For those looking to take the next step on the career ladder by moving on it is worth noting that employers are being much more specific about the skills they require. They want to get more value from their spend and are far more conscious of non-essential spend. This naturally translates to the recruitment process. Employers want to attract candidates that are able to ‘hit the ground running’ as there is less time available for training; times of economic uncertainty are not favourable for those looking to dramatically change their scope of responsibilities or use their transferable skills to move into a different field. Requests for knowledge of specific systems have increased and technical accounting experience is more highly sought after than it was a year ago.

Professional qualifications, typically in accounting or treasury, are still required. Gaining your Associate Membership of the Association of Corporate Treasurers (AMCT) diploma in treasury is beneficial, and the Membership of the Association of Corporate Treasurers (MCT) advanced diploma is increasingly seen as highly advantageous. Accounting qualifications are highly sought after and for some professionals, broader commercial awareness can be developed upon through an MBA. Increasingly, those with knowledge of specific systems, particularly treasury management systems (TMS), e.g. IT2, eTC, are being sought for roles. Candidates that have experience in implementing systems are also in demand.

More and more employers are requesting candidates that have very specific competencies. There is more frequently a request for influencing skills and a bachelor’s or postgraduate degree, indicating that companies are seeking to attract a higher-calibre individual.
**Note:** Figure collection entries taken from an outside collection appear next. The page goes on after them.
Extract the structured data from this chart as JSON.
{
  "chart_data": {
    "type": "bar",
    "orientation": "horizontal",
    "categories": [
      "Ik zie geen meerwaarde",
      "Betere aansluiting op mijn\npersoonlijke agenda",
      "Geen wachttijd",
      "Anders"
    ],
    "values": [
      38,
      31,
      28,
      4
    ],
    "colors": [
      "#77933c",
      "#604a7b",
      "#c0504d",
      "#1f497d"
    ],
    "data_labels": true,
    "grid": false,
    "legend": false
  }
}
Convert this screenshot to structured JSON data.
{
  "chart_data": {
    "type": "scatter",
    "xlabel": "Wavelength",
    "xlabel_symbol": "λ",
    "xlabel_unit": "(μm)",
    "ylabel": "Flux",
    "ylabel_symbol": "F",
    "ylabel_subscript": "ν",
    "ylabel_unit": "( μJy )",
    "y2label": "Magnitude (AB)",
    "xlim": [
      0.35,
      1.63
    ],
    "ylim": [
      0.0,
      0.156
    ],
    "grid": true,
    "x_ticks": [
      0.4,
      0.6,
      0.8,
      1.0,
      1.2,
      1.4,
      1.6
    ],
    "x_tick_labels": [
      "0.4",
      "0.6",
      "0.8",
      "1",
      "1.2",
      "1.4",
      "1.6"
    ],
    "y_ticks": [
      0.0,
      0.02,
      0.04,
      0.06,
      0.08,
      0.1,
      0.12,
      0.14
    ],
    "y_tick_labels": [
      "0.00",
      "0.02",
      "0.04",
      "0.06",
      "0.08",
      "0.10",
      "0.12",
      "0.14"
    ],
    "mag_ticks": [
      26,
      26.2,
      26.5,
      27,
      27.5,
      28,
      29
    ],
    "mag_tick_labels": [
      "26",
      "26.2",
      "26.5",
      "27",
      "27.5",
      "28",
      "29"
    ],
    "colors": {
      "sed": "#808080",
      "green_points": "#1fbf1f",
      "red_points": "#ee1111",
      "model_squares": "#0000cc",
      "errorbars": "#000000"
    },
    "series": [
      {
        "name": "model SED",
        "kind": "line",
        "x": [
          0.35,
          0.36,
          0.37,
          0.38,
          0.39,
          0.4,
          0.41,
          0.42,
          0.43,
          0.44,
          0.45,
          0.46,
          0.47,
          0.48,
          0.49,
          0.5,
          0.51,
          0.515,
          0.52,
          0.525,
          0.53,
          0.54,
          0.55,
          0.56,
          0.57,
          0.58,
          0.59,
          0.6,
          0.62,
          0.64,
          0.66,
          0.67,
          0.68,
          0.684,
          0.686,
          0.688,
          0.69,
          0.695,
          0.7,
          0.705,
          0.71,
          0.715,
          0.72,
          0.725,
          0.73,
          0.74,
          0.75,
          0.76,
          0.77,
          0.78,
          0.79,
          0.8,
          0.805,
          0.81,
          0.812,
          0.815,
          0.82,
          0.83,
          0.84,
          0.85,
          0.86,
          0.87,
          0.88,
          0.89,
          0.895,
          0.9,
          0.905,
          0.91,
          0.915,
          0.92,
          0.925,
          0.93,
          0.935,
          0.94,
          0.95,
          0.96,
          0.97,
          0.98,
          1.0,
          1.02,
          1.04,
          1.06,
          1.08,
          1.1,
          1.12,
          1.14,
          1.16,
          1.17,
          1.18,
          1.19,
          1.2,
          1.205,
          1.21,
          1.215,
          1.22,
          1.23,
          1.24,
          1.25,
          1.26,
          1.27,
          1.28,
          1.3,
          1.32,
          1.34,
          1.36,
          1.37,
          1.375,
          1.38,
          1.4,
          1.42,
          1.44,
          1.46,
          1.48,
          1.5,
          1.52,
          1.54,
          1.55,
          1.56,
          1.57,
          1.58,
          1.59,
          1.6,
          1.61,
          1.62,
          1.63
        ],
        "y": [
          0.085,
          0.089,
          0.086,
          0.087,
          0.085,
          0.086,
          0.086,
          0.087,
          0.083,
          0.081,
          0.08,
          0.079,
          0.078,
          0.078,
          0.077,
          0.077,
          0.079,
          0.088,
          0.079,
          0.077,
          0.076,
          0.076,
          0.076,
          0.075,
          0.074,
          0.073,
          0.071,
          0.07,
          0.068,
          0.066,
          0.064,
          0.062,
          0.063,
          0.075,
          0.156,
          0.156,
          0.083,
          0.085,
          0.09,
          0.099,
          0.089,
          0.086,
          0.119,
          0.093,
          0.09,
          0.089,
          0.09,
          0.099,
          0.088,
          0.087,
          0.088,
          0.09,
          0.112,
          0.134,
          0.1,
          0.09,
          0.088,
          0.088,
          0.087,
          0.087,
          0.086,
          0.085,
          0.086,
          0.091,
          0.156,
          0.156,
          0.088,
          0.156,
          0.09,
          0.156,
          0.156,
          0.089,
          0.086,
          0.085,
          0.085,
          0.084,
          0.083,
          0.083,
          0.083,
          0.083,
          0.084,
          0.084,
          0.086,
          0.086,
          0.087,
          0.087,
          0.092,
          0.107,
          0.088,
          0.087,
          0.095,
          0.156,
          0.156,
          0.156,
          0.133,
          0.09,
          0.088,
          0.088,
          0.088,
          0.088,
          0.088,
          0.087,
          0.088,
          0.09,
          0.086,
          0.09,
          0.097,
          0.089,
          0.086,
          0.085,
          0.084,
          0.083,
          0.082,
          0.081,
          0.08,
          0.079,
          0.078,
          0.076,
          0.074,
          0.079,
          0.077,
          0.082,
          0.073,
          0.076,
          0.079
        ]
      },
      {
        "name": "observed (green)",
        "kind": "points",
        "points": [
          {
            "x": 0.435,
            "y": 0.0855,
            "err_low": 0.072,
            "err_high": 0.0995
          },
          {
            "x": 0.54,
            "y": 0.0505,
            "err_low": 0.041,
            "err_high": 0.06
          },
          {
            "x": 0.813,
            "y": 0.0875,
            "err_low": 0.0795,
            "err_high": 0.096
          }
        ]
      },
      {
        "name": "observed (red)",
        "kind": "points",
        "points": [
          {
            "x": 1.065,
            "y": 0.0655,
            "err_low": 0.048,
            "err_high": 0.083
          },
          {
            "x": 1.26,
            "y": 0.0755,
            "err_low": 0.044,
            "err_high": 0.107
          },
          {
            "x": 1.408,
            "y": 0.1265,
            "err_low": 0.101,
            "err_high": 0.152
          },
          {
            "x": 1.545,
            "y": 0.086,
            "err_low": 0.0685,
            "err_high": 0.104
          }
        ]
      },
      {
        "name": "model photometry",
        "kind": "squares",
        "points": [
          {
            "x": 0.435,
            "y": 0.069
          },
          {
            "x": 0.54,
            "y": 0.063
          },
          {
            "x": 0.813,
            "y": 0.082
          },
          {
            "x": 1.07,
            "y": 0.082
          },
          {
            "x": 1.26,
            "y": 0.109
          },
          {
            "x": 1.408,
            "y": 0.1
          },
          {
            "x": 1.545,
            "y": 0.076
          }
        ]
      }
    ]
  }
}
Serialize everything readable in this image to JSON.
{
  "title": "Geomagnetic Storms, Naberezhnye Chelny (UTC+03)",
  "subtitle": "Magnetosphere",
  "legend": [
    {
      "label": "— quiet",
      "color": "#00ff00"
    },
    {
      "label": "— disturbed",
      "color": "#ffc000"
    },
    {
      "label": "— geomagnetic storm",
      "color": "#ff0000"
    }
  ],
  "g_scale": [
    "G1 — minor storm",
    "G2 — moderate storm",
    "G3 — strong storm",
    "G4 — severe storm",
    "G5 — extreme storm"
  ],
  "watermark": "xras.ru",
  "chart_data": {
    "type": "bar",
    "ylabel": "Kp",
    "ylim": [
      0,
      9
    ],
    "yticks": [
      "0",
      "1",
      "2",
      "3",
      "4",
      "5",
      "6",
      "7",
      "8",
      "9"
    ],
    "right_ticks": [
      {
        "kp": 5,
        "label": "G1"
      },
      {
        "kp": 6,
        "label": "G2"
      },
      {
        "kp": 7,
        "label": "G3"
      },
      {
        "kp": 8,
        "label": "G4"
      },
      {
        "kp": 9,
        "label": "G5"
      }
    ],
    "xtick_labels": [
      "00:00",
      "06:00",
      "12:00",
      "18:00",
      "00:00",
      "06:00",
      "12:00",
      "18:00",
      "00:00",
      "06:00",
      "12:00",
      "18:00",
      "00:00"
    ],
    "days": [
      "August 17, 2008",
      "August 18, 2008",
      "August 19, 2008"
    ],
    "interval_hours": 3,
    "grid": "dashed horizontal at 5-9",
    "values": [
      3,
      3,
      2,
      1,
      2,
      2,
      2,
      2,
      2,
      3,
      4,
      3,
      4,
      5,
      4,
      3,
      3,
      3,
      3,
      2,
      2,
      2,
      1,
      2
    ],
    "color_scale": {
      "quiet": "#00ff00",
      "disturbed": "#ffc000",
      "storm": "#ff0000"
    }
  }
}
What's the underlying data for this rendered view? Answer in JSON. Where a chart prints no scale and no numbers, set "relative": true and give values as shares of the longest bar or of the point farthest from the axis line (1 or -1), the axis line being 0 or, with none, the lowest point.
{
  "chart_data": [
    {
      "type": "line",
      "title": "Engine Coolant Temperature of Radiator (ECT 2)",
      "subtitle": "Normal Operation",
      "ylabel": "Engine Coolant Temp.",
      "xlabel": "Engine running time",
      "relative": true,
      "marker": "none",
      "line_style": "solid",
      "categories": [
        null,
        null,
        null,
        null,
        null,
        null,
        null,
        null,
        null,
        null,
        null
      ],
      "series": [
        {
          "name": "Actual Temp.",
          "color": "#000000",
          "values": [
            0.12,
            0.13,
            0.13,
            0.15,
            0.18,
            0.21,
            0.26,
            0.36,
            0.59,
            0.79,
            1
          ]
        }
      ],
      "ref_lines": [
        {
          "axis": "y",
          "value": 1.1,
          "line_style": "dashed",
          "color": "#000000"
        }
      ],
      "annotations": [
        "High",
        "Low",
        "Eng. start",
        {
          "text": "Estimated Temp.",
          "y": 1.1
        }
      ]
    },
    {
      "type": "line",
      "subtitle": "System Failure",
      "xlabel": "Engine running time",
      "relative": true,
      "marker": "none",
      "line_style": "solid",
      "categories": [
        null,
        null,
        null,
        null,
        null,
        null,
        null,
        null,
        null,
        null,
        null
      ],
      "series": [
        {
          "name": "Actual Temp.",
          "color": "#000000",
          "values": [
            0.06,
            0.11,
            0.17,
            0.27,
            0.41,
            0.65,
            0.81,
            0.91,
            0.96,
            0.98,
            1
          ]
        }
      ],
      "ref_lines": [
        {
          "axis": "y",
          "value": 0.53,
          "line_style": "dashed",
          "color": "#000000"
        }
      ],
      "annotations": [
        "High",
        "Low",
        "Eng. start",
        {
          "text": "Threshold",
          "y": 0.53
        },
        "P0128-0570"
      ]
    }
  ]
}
Key reasons behind these changes are that employers are aware that there is a broad pool of potential candidates with the relevant experience and are therefore looking to drill down further in their specifications and be much more rigorous about their shortlist.

For those that have decided that career progression will mean moving jobs, it is no longer enough to send out your CV and hope for the best. Every skill and example of experience given will be scrutinised against the job competencies. In order to secure your next role, it is crucial to demonstrate exactly why this company needs you above anyone else. Ensure that the CV and cover letter are as appropriate as possible. This means that you will often benefit from not initially sending your CV but contacting the recruiter and either requesting a fuller job description or having a conversation about the role in more detail. This initial conversation may also highlight that you are not the right person for the job but gives you an opportunity to introduce yourself to the recruiter and, in the case of third party recruitment consultants or internal recruiters that look after large treasury teams, to explore the possibility of other opportunities either now or in the future that could be a better fit.

Treasury professionals looking to progress within the same company need to be seen to be taking on extra responsibilities wherever possible. It is also crucial to add new skills where relevant. Often a secondment to another department will help you to do this. Continuing to develop your professional network will also stand you in good stead.


  • Career management has increasingly become about what you can do to excel yourself.
  • There are still interesting opportunities for those looking to develop their career in treasury.
  • Candidates need to be a closer fit to the roles than previously.
  • Spend more time on your job application, specially highlighting relevant experience on your CV.
  • Take on extra responsibilities and ‘upskill’ within your job.
  • Update your CV regularly. It is impossible to remember all of the successes you have had within a role. Keeping a record of them will ensure that you can easily refer back to relevant examples when the time comes to find a new role.